One of the things that strikes me most about the meaningful use juggernaut, now that we’ve all had a chance to analyze and ponder the final rule since its release on July 13, is this: there is a strong undercurrent in the industry of an attitude that feels something like, “OK, just tell me what the heck to do so that I can check off the boxes, get the money, and move on!” It’s not that this is even a dominant sentiment; but it does give me some pause, for several reasons.
Let’s go back to the basics: as part of the overall effort to stimulate the healthcare industry, along with every part of the U.S. economy (and let’s face it, at something around one-sixth of the economy, the healthcare industry is definitely one that should be stimulated, if one wishes to stimulate the overall economy!), Congress passed ARRA in February of last year, and included what was at the time projected to be about $19.1 billion in stimulus to the healthcare industry through, HITECH, whose outlays (now estimated at perhaps up to twice as large a total, if all goes as expected) were intended to push the industry forward on automation.
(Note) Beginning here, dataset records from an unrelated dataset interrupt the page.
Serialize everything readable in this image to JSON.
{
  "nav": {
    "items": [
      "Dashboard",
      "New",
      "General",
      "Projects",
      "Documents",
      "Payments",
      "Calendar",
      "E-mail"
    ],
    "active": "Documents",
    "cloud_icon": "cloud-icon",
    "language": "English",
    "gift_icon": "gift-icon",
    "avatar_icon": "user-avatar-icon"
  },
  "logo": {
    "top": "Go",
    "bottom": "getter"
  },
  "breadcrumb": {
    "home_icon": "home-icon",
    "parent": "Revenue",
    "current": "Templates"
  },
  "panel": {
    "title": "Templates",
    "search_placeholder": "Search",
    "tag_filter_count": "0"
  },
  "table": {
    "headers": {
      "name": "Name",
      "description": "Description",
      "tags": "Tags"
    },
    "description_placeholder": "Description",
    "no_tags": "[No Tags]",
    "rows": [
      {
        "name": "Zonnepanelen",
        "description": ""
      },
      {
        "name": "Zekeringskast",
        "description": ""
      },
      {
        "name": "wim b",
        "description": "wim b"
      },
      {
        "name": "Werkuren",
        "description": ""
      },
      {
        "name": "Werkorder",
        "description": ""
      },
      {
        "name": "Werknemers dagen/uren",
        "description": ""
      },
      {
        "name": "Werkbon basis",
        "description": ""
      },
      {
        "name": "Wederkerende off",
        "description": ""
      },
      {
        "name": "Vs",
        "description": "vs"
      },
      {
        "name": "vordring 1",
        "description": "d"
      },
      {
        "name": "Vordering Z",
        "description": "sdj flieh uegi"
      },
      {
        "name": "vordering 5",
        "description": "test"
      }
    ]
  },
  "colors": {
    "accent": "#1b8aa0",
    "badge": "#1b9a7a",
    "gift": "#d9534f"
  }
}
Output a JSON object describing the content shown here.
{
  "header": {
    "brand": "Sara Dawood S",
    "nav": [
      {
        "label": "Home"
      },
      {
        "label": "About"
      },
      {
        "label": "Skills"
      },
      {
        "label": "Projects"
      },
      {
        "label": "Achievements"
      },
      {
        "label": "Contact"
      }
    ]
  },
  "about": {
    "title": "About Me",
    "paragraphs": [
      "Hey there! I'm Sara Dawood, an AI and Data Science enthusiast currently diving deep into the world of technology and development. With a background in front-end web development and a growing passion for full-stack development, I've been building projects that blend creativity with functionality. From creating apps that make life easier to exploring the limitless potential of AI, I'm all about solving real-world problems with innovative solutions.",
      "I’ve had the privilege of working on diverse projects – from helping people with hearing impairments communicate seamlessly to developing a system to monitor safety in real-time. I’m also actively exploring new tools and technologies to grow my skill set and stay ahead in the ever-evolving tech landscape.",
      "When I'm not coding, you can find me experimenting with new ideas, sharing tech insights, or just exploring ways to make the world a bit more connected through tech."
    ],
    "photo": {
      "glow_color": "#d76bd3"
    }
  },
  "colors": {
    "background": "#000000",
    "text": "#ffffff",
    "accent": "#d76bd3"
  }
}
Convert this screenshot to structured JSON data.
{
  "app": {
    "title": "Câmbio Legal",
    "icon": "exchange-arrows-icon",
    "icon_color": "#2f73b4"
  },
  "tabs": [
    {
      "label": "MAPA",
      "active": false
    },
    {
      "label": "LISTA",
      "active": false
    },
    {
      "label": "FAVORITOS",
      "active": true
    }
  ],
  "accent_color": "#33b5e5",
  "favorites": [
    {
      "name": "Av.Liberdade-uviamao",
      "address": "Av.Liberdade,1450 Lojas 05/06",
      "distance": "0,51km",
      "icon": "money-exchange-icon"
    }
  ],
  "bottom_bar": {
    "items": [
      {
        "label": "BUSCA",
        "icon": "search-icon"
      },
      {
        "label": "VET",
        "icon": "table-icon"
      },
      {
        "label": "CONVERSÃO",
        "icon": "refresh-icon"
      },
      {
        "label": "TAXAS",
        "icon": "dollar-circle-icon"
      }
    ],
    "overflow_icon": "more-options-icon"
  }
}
And automation—especially its largest component, the development of the fully electronic health record—is something that is pretty much non-partisan as a goal, and also pretty much universally acknowledged as a worthy objective for our industry.
But once the HITECH legislation was signed into law, of course it had to be articulated by a rules- and regulatory-based process, and since then, understandably, everyone’s gotten very focused on the details of that process and by its implications. So far, so appropriate. After all, there is a lot riding on all this, given that the carrots turn into sticks soon after 2015, so that even those healthcare organizations whose leaders are choosing right now not to heed the call to action will face inevitable reckonings down the road, based on the choices they make in the present. And, too, many healthcare organizations have already made considerable progress in terms of outcomes measurement, reporting, analysis and feedback for care delivery process improvement; so the leaders of those organizations are having to make some hard choices about how to respond to meaningful use requirements that are compelling a reordering of how they pursue their paths forward towards patient safety, care quality, effectiveness, etc.
But in the rush to “git ‘er done” (if I may invoke here that now-famous phrase from well-known entertainer Larry the Cable Guy), I’m seeing in some quarters both a loss of focus on the broader, 40,000-feet-up perspective on all this—that the point of this entire, industry-rattling exercise is improvements in care quality, patient safety, efficiency, and cost-effectiveness, improvements that pretty much everyone agrees need to be made; and also a desire, as expressed by some, to try to compress everything into neat “step 1, step 2” formulas.
So the release of CSC’s new report this week, “Hospital Quality Reporting—The Hidden Requirements of Meaningful Use,” authored by Jane Metzger, Melissa Ames, and Jared Rhoades—comes at a particularly interesting point along our collective journey. As Jane Metzger shared with me earlier this week in our industry-exclusive interview immediately prior to the release of the report, she and her colleagues at CSC share strong concerns regarding the ability of CIOs and other healthcare IT leaders to grasp the full complexity of the 15 quality reporting measures articulated in the final rule. Because, of course, those “15” measures are really almost more like symbolic hand-gestures for a series of intensely complex processes whose true requirements are exponentially greater and more intensive than the number 15 can convey.
Just looking at the report’s analysis of the provision of VTE prophylaxis offers one example among many of just how this is so. On the surface, the question of whether VTE prophylaxis has been provided to a patient sounds very straightforward; but in practice, the underlying questions and data demands are staggering. And when one looks at all the data reporting requirements, the picture that emerges is equally daunting.
The reality here is that fulfilling this one element of the meaningful use requirements—not to mention all the others—is going to be tremendously more difficult than many CIOs and other healthcare IT leaders realize at this particular moment in time. And as CIOs and other leaders wade into this swamp of complexity, I believe strongly that it will not be the lure of the money to be handed out that will help them and their organizations get through the next few years (though, conversely, the potential for reimbursement cuts after 2015 could provide quite a strong motivator, on some levels!), but rather the consensus inside their organizations that moving forward on all this work is what they should be doing on principle, under the banner of improved patient care, efficiency and effectiveness. Because, frankly, the average attending or affiliated physician simply won’t have the sense of immediacy around potential funding cuts after 2015 to motivate her- or himself to participate in the complicated and time-consuming processes around clinical IT implementation, utilization and optimization, to make this happen otherwise.
Will there be inevitable moments of discouragement and setback? Of course there will. But, as our coverage of the pioneer healthcare organizations out in the field has continued to uncover, those organizations whose leaders have convinced their colleagues to march under the banner of improved patient care, have made the kinds of progress that will be required to make a success of the whole HITECH/meaningful use mandate. And frankly, without the inspiration that improvement-focused efforts can provide, it does all become a mind-numbing slog through a swamp of endless details and overwhelming complexity.